Ce thème se rapproche de celui évoqué sur deux bas-reliefs d’Aleria. Le premier est reproduit par Mérimée : un quadrupède ailé, la queue dressée, a saisi dans son bec la queue d’une bête à deux pattes et dotée de dents acérées. Le second est inclus dans le mur sud de l’église San Marcello : deux animaux opposés ou jumeaux. Ce sont les seuls exemples connus de ce type de représentation.
Le tympan datant sans doute du 12e siècle ornait à l’origine la chapelle San Stefano située dans l’ancien village de Giustiniani, en contrebas de l’actuel Speloncato. Il était intégré dans les murs d’un pailler construit d’ailleurs avec des blocs provenant aussi de la chapelle, de beaux blocs bien taillés et de couleur différente. À quelques mètres du pailler, on distingue des pierres formant un rond de 9,60 m de diamètre.
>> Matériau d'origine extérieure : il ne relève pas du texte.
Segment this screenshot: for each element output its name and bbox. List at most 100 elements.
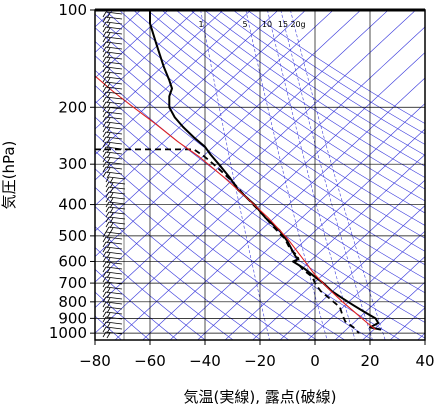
wind-barb-shaft <box>105 306 123 310</box>
wind-barb-shaft <box>105 46 123 50</box>
wind-barb-feather <box>106 332 111 339</box>
wind-barb-feather <box>102 141 107 148</box>
wind-barb-shaft <box>105 296 123 300</box>
wind-barb-shaft <box>105 321 123 325</box>
mixing-ratio-label: 1 <box>198 20 203 29</box>
wind-barb-feather <box>102 236 107 243</box>
wind-barb-feather <box>102 21 107 28</box>
x-tick-label: −80 <box>79 352 111 370</box>
temperature-line <box>149 10 382 331</box>
dry-adiabat-line <box>95 116 401 340</box>
red-profile-line <box>95 75 376 331</box>
wind-barb-feather <box>102 291 107 298</box>
dry-adiabat-line <box>95 186 290 340</box>
mixing-ratio-line <box>280 10 373 340</box>
wind-barb-shaft <box>105 331 123 335</box>
wind-barb-feather <box>102 51 107 58</box>
wind-barb-feather <box>102 101 107 108</box>
isopleth-lines <box>95 10 425 340</box>
isotherm-line <box>142 77 425 340</box>
wind-barb-feather <box>102 26 107 33</box>
dry-adiabat-line <box>246 10 425 124</box>
wind-barb-feather <box>105 176 110 183</box>
isotherm-line <box>95 10 362 257</box>
wind-barb-feather <box>102 36 107 43</box>
x-tick-label: −20 <box>244 352 276 370</box>
wind-barb-shaft <box>108 211 126 215</box>
wind-barb-feather <box>102 156 107 163</box>
wind-barb-feather <box>102 296 107 303</box>
wind-barb-shaft <box>105 156 123 160</box>
wind-barb-shaft <box>105 251 123 255</box>
wind-barb-shaft <box>105 21 123 25</box>
wind-barb-shaft <box>105 126 123 130</box>
x-tick-label: 20 <box>360 352 379 370</box>
wind-barb-feather <box>105 181 110 188</box>
y-tick-label: 400 <box>58 196 87 214</box>
wind-barb-shaft <box>105 256 123 260</box>
wind-barb-shaft <box>105 116 123 120</box>
y-tick-label: 600 <box>58 252 87 270</box>
mixing-ratio-label: 15 <box>278 20 288 29</box>
wind-barb-shaft <box>108 201 126 205</box>
y-tick-label: 300 <box>58 155 87 173</box>
wind-barb-feather <box>102 16 107 23</box>
y-tick-label: 900 <box>58 309 87 327</box>
wind-barb-feather <box>102 331 107 338</box>
wind-barb-shaft <box>105 76 123 80</box>
wind-barb-shaft <box>105 166 123 170</box>
dry-adiabat-line <box>161 10 425 190</box>
wind-barb-shaft <box>105 101 123 105</box>
wind-barb-feather <box>102 146 107 153</box>
y-tick-label: 800 <box>58 293 87 311</box>
dry-adiabat-line <box>175 10 425 178</box>
wind-barb-feather <box>106 172 111 179</box>
dry-adiabat-line <box>95 168 317 340</box>
wind-barb-feather <box>102 126 107 133</box>
x-tick-label: 40 <box>415 352 434 370</box>
wind-barb-shaft <box>108 226 126 230</box>
wind-barb-feather <box>102 161 107 168</box>
dry-adiabat-line <box>104 10 425 239</box>
isotherm-line <box>95 10 224 130</box>
wind-barb-shaft <box>105 56 123 60</box>
wind-barb-shaft <box>105 171 123 175</box>
wind-barb-shaft <box>105 106 123 110</box>
wind-barb-shaft <box>105 71 123 75</box>
wind-barb-shaft <box>105 26 123 30</box>
wind-barb-feather <box>102 261 107 268</box>
wind-barb-feather <box>102 116 107 123</box>
wind-barb-feather <box>102 231 107 238</box>
wind-barb-feather <box>105 201 110 208</box>
y-tick-label: 500 <box>58 227 87 245</box>
dry-adiabat-line <box>95 247 206 340</box>
profile-lines <box>95 10 382 334</box>
wind-barb-feather <box>102 61 107 68</box>
wind-barb-shaft <box>105 86 123 90</box>
wind-barb-feather <box>102 246 107 253</box>
wind-barb-feather <box>102 96 107 103</box>
wind-barb-feather <box>102 316 107 323</box>
isotherm-line <box>95 26 425 334</box>
wind-barb-shaft <box>105 231 123 235</box>
wind-barb-shaft <box>108 216 126 220</box>
y-axis-title: 気圧(hPa) <box>0 141 18 210</box>
mixing-ratio-line <box>200 10 270 340</box>
isotherm-line <box>95 10 252 155</box>
wind-barb-shaft <box>105 31 123 35</box>
dry-adiabat-line <box>95 41 425 279</box>
wind-barb-feather <box>102 171 107 178</box>
x-tick-labels: −80 −60 −40 −20 0 20 40 <box>79 340 435 370</box>
wind-barb-feather <box>102 56 107 63</box>
mixing-ratio-label: 5 <box>242 20 247 29</box>
mixing-ratio-labels: 1 5 10 15 20g <box>198 20 305 29</box>
wind-barb-feather <box>105 186 110 193</box>
wind-barb-shaft <box>105 41 123 45</box>
dry-adiabat-line <box>189 10 425 167</box>
wind-barb-feather <box>102 46 107 53</box>
wind-barb-feather <box>102 251 107 258</box>
isotherm-line <box>95 10 197 104</box>
mixing-ratio-line <box>290 10 386 340</box>
y-tick-label: 100 <box>58 1 87 19</box>
dry-adiabat-line <box>95 226 234 340</box>
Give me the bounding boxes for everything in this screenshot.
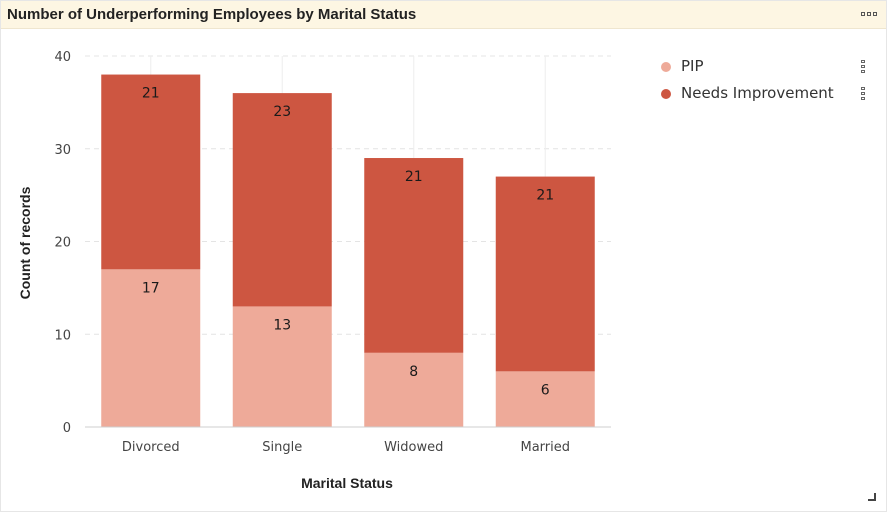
stacked-bar-chart: 17 21 13 23 8 21 6 21 0 10 20 30 40 Divorced Single Wi… [17,50,611,491]
bar-pip-divorced[interactable] [101,269,201,427]
menu-dot [861,12,865,16]
legend-swatch [661,62,671,72]
legend-label: PIP [681,57,704,75]
x-tick-label: Divorced [122,440,180,455]
data-label: 8 [409,364,418,380]
legend-label: Needs Improvement [681,84,834,102]
legend-swatch [661,89,671,99]
y-tick-label: 30 [54,143,71,158]
x-axis-title: Marital Status [301,475,393,491]
data-label: 21 [142,86,160,102]
bar-needs-improvement-married[interactable] [495,176,595,372]
menu-dot [873,12,877,16]
data-labels-layer: 17 21 13 23 8 21 6 21 [142,86,554,399]
y-tick-label: 10 [54,328,71,343]
bar-pip-widowed[interactable] [364,352,464,427]
bar-needs-improvement-single[interactable] [232,93,332,307]
y-tick-label: 40 [54,50,71,65]
bar-needs-improvement-divorced[interactable] [101,74,201,270]
legend: PIP Needs Improvement [661,57,871,111]
bars-layer [101,74,595,427]
data-label: 21 [536,188,554,204]
y-tick-label: 20 [54,236,71,251]
legend-item-needs-improvement[interactable]: Needs Improvement [661,84,871,111]
data-label: 17 [142,280,160,296]
drag-dot [861,60,865,63]
x-tick-label: Widowed [384,440,443,455]
y-axis-title: Count of records [17,186,33,299]
drag-dot [861,92,865,95]
x-tick-label: Married [520,440,570,455]
data-label: 23 [273,104,291,120]
drag-handle-icon[interactable] [861,87,865,100]
data-label: 13 [273,317,291,333]
x-tick-label: Single [262,440,302,455]
legend-item-pip[interactable]: PIP [661,57,871,84]
drag-dot [861,70,865,73]
y-tick-label: 0 [63,421,71,436]
chart-title: Number of Underperforming Employees by M… [7,6,417,23]
data-label: 21 [405,169,423,185]
bar-needs-improvement-widowed[interactable] [364,158,464,353]
menu-dot [867,12,871,16]
drag-handle-icon[interactable] [861,60,865,73]
panel-header: Number of Underperforming Employees by M… [1,1,886,29]
drag-dot [861,87,865,90]
data-label: 6 [541,382,550,398]
bar-pip-single[interactable] [232,306,332,427]
axis-layer: 0 10 20 30 40 Divorced Single Widowed Married [54,50,611,455]
resize-corner-icon[interactable] [868,493,876,501]
more-options-icon[interactable] [858,6,880,22]
drag-dot [861,65,865,68]
drag-dot [861,97,865,100]
bar-pip-married[interactable] [495,371,595,427]
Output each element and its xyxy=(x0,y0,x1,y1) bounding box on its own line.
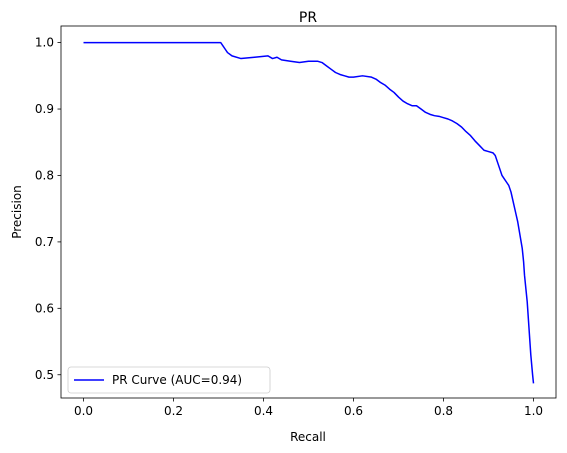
y-axis-label: Precision xyxy=(10,185,24,239)
legend: PR Curve (AUC=0.94) xyxy=(67,366,271,394)
legend-label: PR Curve (AUC=0.94) xyxy=(112,373,242,387)
y-tick-label: 0.7 xyxy=(35,235,54,249)
x-tick-label: 0.6 xyxy=(344,404,363,418)
plot-frame xyxy=(60,25,557,399)
x-tick-label: 0.2 xyxy=(164,404,183,418)
chart-title: PR xyxy=(299,10,317,26)
x-tick-label: 0.4 xyxy=(254,404,273,418)
y-axis: 0.5 0.6 0.7 0.8 0.9 1.0 xyxy=(35,36,61,382)
y-tick-label: 0.6 xyxy=(35,301,54,315)
x-axis: 0.0 0.2 0.4 0.6 0.8 1.0 xyxy=(74,398,543,418)
pr-curve-line xyxy=(83,41,535,384)
x-tick-label: 1.0 xyxy=(524,404,543,418)
x-tick-label: 0.0 xyxy=(74,404,93,418)
y-tick-label: 1.0 xyxy=(35,36,54,50)
x-axis-label: Recall xyxy=(290,430,326,444)
y-tick-label: 0.8 xyxy=(35,168,54,182)
x-tick-label: 0.8 xyxy=(434,404,453,418)
legend-box xyxy=(67,366,271,394)
y-tick-label: 0.9 xyxy=(35,102,54,116)
y-tick-label: 0.5 xyxy=(35,368,54,382)
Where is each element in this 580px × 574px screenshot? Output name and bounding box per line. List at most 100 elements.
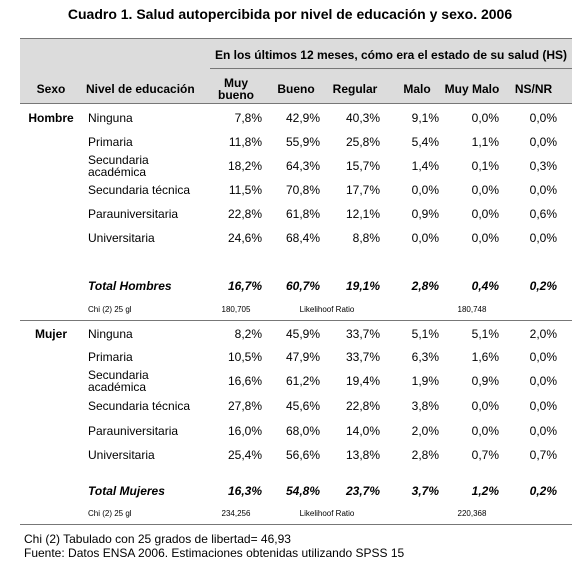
value-cell: 1,1% [471,135,499,149]
value-cell: 25,8% [345,135,380,149]
rule [20,320,572,321]
ratio-label: Likelihoof Ratio [299,509,355,518]
value-cell: 14,0% [345,424,380,438]
education-level: Ninguna [88,111,133,125]
value-cell: 11,8% [228,135,262,149]
value-cell: 0,0% [471,231,499,245]
education-level: Secundaria técnica [88,399,191,413]
education-level: Primaria [88,135,133,149]
column-header: Bueno [277,82,315,96]
value-cell: 16,0% [227,424,262,438]
value-cell: 0,0% [529,424,557,438]
ratio-label: Likelihoof Ratio [299,305,355,314]
sex-label: Hombre [28,111,74,125]
value-cell: 0,0% [529,350,557,364]
total-value: 23,7% [345,484,380,498]
value-cell: 0,0% [529,111,557,125]
chi-value: 180,705 [221,305,251,314]
value-cell: 19,4% [345,374,380,388]
value-cell: 16,6% [227,374,262,388]
ratio-value: 220,368 [457,509,487,518]
rule [20,524,572,525]
total-value: 1,2% [471,484,499,498]
title: Cuadro 1. Salud autopercibida por nivel … [67,6,513,22]
value-cell: 0,0% [529,231,557,245]
value-cell: 0,0% [471,207,499,221]
value-cell: 22,8% [345,399,380,413]
column-header: Sexo [36,82,66,96]
value-cell: 0,0% [529,183,557,197]
value-cell: 11,5% [228,183,262,197]
value-cell: 0,0% [529,374,557,388]
value-cell: 2,0% [529,327,557,341]
value-cell: 8,8% [352,231,380,245]
chi-label: Chi (2) 25 gl [88,509,132,518]
value-cell: 18,2% [227,159,262,173]
value-cell: 64,3% [285,159,320,173]
total-value: 0,4% [471,279,499,293]
column-header: Muy bueno [218,76,254,102]
value-cell: 0,0% [411,183,439,197]
total-value: 60,7% [285,279,320,293]
value-cell: 0,0% [411,231,439,245]
value-cell: 42,9% [285,111,320,125]
value-cell: 0,0% [529,399,557,413]
education-level: Secundaria técnica [88,183,191,197]
value-cell: 1,4% [411,159,439,173]
value-cell: 24,6% [227,231,262,245]
footnote: Fuente: Datos ENSA 2006. Estimaciones ob… [24,546,405,560]
value-cell: 40,3% [345,111,380,125]
total-value: 3,7% [411,484,439,498]
ratio-value: 180,748 [457,305,487,314]
value-cell: 0,7% [529,448,557,462]
value-cell: 0,9% [411,207,439,221]
footnote: Chi (2) Tabulado con 25 grados de libert… [24,532,291,546]
sex-label: Mujer [34,327,67,341]
total-label: Total Hombres [88,279,172,293]
rule [20,38,572,39]
value-cell: 55,9% [285,135,320,149]
span-header: En los últimos 12 meses, cómo era el est… [214,48,568,62]
column-header: Malo [403,82,431,96]
value-cell: 5,1% [411,327,439,341]
total-value: 2,8% [411,279,439,293]
value-cell: 0,0% [471,111,499,125]
value-cell: 9,1% [411,111,439,125]
value-cell: 2,8% [411,448,439,462]
value-cell: 5,4% [411,135,439,149]
value-cell: 3,8% [411,399,439,413]
value-cell: 22,8% [227,207,262,221]
value-cell: 7,8% [234,111,262,125]
value-cell: 61,2% [285,374,320,388]
value-cell: 0,0% [471,424,499,438]
value-cell: 12,1% [345,207,380,221]
value-cell: 1,9% [411,374,439,388]
value-cell: 17,7% [345,183,380,197]
value-cell: 1,6% [471,350,499,364]
value-cell: 68,0% [285,424,320,438]
chi-value: 234,256 [221,509,251,518]
value-cell: 70,8% [285,183,320,197]
value-cell: 61,8% [285,207,320,221]
value-cell: 0,9% [471,374,499,388]
total-value: 16,7% [227,279,262,293]
column-header: NS/NR [514,82,553,96]
header-band [20,38,572,103]
chi-label: Chi (2) 25 gl [88,305,132,314]
total-value: 16,3% [227,484,262,498]
value-cell: 56,6% [285,448,320,462]
education-level: Secundaria académica [88,368,149,394]
rule [20,103,572,104]
education-level: Parauniversitaria [88,424,179,438]
total-value: 54,8% [285,484,320,498]
value-cell: 0,0% [471,183,499,197]
education-level: Universitaria [88,448,155,462]
total-value: 0,2% [529,484,557,498]
education-level: Ninguna [88,327,133,341]
education-level: Parauniversitaria [88,207,179,221]
value-cell: 68,4% [285,231,320,245]
column-header: Regular [332,82,378,96]
education-level: Secundaria académica [88,153,149,179]
value-cell: 27,8% [227,399,262,413]
rule [210,68,572,69]
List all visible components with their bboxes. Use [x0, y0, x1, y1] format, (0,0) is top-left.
Ce rond est bordé par un mur formé de pierres formant parement avec blocage intérieur. Ce mur, d’environ 0,50 m d’épaisseur, est interrompu par deux portes, selon un axe nord-est – sud-ouest. L’intérieur du rond présente un dallage régulier et bien plan. Parmi les pierres jonchant le sol, un bloc est orné d’un quadruple trait gravé. Un mur se profile à quelques mètres au Sud.
Ces vestiges sont difficiles à interpréter : est-ce une aire à blé construite avec les pierres de l’église San Stefano ? Mais alors pourquoi un mur bien construits et deux portes ? On constate que les aires à blé sont généralement entourées d’une rangée de pierres dressées, ce qui n’est pas le cas ici. Ou est-ce alors un ancien édifice à plan centré ? Un dégagement ou une fouille pourrait certainement apporter des éléments complémentaires permettant de mieux comprendre ce site.
Il n’existe qu’un seul exemple connu à ce jour d’édifice circulaire en Corse, San Leonardo à Corte. Ce dernier, situé dans la vallée du Tavignano, a conservé des murs délimitant un espace de 7 m de diamètre, deux portes (l’une à l’Est, l’autre à l’Ouest) et un sol recouvert de dalles. Deux autres édifices présentent un plan inhabituel car octogonal : les baptistères dédiés à San Leonardo, l’un à Pie d’Orezza mesure intérieure d’environ 9,50 m), l’autre à Perelli d’Alesani.
Le lieu-dit, dont il serait intéressant de connaître l’origine, a livré des témoignages d’une longue occupation : des vestiges de l’âge du bronze, puis d’anciens bains romains au lieu-dit Caldanica enfin une tour datée du Xe siècle et utilisée encore au XIVe siècle. Son nom, Justiniano apparaît dans des actes de donation notamment en 1101, ce qui prouve qu’il était bien occupé à cette époque [5].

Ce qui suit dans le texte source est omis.